В 19-ом веке, со времени гоголевских "Мертвых душ" и "Записок из Мертвого дома" Достоевского, некрореализм становится чуть ли не господствующим методом русской литературы, а живой труп - самым типическим персонажем. Что же удивляться, что в 20-ом веке труп оказался живее всех живых и с центральной площади посылал руководящие указания постепенно умирающей стране. Кажется, из всех революционных обещаний только одно и было пророчески выполнено: "и как один умрем". Смерть стала столь обыденна и повседневна, что государство наложило на неё суеверный запрет и убрало из философии и литературы. Государство, с его деликатными расстроенными нервами, просто не выносит, когда в доме повешенного говорят о веревке.
В житейских же разговорах кто как умер или кто как был прикончен - самая теплая и задушевная тема. Также и большая литература, от "Котлована" Платонова до солженицынского "Архипелага", с неизменным художественным вкусом живописует разнообразные способы прекращения жизни.
В Америке, наоборот, государство нисколько не запрещает говорить о смерти и даже радо по-деловому напомнить о ней.

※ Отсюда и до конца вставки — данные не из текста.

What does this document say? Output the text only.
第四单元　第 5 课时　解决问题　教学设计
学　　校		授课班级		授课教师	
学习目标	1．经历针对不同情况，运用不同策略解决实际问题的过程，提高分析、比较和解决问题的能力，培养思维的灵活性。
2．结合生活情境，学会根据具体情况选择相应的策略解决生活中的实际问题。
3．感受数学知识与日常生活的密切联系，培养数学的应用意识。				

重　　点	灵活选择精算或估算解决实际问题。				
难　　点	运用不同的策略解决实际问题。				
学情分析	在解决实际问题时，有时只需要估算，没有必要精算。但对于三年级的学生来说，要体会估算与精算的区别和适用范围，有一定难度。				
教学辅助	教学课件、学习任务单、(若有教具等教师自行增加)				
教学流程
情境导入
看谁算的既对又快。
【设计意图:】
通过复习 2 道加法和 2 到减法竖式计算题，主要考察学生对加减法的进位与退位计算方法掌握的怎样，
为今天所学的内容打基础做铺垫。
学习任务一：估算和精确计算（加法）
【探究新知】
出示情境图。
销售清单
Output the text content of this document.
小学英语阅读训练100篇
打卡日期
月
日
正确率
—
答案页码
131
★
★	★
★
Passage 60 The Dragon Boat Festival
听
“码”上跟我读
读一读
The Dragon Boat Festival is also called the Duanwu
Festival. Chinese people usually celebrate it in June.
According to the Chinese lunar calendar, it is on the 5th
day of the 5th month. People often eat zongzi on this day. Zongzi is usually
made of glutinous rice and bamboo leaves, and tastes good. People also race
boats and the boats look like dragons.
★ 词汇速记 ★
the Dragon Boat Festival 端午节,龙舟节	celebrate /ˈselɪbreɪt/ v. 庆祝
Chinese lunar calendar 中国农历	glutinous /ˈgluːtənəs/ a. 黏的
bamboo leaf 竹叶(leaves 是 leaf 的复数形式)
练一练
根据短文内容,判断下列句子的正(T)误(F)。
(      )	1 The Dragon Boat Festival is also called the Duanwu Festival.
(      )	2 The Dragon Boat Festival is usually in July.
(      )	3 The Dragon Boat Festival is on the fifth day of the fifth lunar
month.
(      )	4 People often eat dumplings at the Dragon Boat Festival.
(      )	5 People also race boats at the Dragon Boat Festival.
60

На обратной стороне водительских удостоверений напечатано стандартное заявление от имени владельца (без подписи недействительно): "Настоящим я приношу по своей кончине следующие анатомические дары: (1) любые органы или ткани, (2) за исключением следующих (укажите)". В Советском Союзе подобный документ был бы воспринят как черный юмор, в Америке же государство не шутит и не пугает, а просто рассудительно подходит к проблеме: если тебе разрешают водить машину до самой смерти, то почему бы и тебе не разрешить воспользоваться своими органами, когда они тебе уже не понадобятся?
Зато частные лица предпочитают либо вовсе не касаться этой мрачной темы, либо отыскивать в ней светлые стороны. Наш сосед, у которого умерла мать, описывал все происшедшее с ней как большую удачу: мучилась она недолго, умерла легко, просто заснула, не приходя в сознание. Порою кажется, что американцы следуют заповеди простодушного вольтеровского героя: "Все к лучшему в этом лучшем из миров". Но Кандид, по воле ехидного автора-европейца, претерпевает множество бед, опровергающих его ложный оптимизм, а вот американцам, свято поверившим в эту сладенькую ложь, и впрямь удалось создать что-то вроде лучшего из миров.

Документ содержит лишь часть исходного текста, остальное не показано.